How to Evaluate $\int e^{2x}\sin(3x)\ dx$?

The key here is to set $v' = e^{2x}$ and integrate by parts twice. This will make $\sin$ become $\cos$ and then $\sin$ again. The same integral will show up on the right side but with a different factor (so it won't cancel out).
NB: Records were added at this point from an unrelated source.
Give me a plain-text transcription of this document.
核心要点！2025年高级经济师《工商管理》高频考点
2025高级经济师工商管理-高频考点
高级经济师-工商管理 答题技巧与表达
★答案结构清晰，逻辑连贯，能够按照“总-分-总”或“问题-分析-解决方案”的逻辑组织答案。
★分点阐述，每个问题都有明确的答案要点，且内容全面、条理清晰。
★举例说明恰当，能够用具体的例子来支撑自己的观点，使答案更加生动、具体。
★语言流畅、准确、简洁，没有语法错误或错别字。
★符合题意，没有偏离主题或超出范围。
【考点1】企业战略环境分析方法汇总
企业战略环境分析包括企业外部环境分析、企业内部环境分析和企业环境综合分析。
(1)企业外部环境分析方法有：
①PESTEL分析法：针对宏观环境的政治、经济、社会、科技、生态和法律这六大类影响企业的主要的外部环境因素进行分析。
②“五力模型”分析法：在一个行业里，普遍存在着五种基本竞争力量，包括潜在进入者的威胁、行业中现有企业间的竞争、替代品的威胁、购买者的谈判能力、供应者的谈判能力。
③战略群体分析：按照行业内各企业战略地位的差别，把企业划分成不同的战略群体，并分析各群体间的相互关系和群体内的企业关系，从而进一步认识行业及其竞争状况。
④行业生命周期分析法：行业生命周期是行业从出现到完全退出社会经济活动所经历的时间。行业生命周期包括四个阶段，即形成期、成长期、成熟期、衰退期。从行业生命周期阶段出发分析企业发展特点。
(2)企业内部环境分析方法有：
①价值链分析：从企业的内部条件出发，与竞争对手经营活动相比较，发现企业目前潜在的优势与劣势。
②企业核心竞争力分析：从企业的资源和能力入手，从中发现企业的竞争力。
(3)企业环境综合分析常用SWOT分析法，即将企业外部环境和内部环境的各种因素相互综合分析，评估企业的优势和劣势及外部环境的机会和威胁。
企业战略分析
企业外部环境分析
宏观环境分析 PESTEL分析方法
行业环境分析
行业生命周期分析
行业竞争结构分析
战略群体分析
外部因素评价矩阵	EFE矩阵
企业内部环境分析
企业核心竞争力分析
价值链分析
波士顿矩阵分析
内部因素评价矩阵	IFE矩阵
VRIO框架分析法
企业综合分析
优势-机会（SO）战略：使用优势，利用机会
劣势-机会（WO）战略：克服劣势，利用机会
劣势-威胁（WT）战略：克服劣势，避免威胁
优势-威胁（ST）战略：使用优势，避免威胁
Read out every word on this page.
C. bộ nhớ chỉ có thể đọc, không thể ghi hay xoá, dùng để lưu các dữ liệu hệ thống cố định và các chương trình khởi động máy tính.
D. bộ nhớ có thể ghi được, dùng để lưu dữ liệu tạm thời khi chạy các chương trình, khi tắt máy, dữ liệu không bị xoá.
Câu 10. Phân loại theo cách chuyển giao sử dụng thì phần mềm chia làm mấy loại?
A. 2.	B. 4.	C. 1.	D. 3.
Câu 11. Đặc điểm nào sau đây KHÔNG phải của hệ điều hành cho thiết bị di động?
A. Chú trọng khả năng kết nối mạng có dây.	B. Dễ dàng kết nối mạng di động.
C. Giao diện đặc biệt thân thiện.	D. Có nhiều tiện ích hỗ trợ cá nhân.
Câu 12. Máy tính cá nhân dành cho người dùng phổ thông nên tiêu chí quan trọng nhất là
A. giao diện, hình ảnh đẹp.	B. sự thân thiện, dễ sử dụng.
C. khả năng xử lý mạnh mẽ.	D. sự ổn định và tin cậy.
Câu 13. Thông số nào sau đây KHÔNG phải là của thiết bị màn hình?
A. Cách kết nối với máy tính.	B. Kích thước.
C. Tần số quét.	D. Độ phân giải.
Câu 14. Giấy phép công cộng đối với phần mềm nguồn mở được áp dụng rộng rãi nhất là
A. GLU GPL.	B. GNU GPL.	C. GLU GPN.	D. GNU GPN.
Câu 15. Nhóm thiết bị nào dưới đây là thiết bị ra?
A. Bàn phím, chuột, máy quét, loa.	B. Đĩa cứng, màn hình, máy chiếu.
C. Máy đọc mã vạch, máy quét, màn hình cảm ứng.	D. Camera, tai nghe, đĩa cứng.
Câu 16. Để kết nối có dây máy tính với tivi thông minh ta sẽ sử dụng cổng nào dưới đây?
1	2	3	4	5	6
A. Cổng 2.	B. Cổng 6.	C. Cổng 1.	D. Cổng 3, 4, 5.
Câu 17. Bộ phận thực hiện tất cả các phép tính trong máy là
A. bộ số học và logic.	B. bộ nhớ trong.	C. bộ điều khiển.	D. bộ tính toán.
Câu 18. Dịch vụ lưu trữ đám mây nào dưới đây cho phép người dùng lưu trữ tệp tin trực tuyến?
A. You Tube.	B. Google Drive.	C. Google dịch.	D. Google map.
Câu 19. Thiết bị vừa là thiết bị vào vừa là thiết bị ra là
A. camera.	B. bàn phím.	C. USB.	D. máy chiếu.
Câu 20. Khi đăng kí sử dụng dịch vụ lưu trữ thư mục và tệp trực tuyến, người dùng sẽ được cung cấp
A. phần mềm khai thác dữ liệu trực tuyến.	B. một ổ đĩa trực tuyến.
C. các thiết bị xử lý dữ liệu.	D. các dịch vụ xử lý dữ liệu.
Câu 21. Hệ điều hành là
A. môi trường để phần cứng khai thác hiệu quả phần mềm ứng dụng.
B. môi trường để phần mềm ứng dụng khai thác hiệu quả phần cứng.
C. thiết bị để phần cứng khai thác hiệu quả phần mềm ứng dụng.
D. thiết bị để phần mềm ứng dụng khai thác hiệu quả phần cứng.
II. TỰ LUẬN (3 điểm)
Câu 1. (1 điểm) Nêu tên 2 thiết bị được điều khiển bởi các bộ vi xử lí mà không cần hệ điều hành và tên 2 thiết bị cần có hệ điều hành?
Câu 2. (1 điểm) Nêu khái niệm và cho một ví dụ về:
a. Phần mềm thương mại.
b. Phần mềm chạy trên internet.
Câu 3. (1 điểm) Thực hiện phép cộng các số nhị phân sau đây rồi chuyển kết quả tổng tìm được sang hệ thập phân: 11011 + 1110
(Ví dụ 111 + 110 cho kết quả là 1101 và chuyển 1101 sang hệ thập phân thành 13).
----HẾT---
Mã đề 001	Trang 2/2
Call the integral $I$ and integrate by parts twice to get: \begin{align} I &= \int e^{2x} \sin(3x) \,dx = \frac{1}{2}e^{2x}\sin(3x) - \frac{3}{2} \int e^{2x} \cos(3x) \,dx \\ &= \frac{1}{2}e^{2x}\sin(3x) - \frac{3}{2} \left(\frac{1}{2} e^{2x}\cos(3x) + \frac{3}{2} \int e^{2x} \sin(3x) \,dx\right) \end{align}

Thus: $$ I = \frac{1}{2}e^{2x}\sin(3x) - \frac{3}{2} \left(\frac{1}{2} e^{2x}\cos(3x) + \frac{3}{2} I \right) $$

Solve for $I$ to get:

$$ I = \frac{1}{13}e^{2x}\left(2\sin(3x) -3\cos(3x)\right) $$

HINT

Integrate by parts twice and rearrange.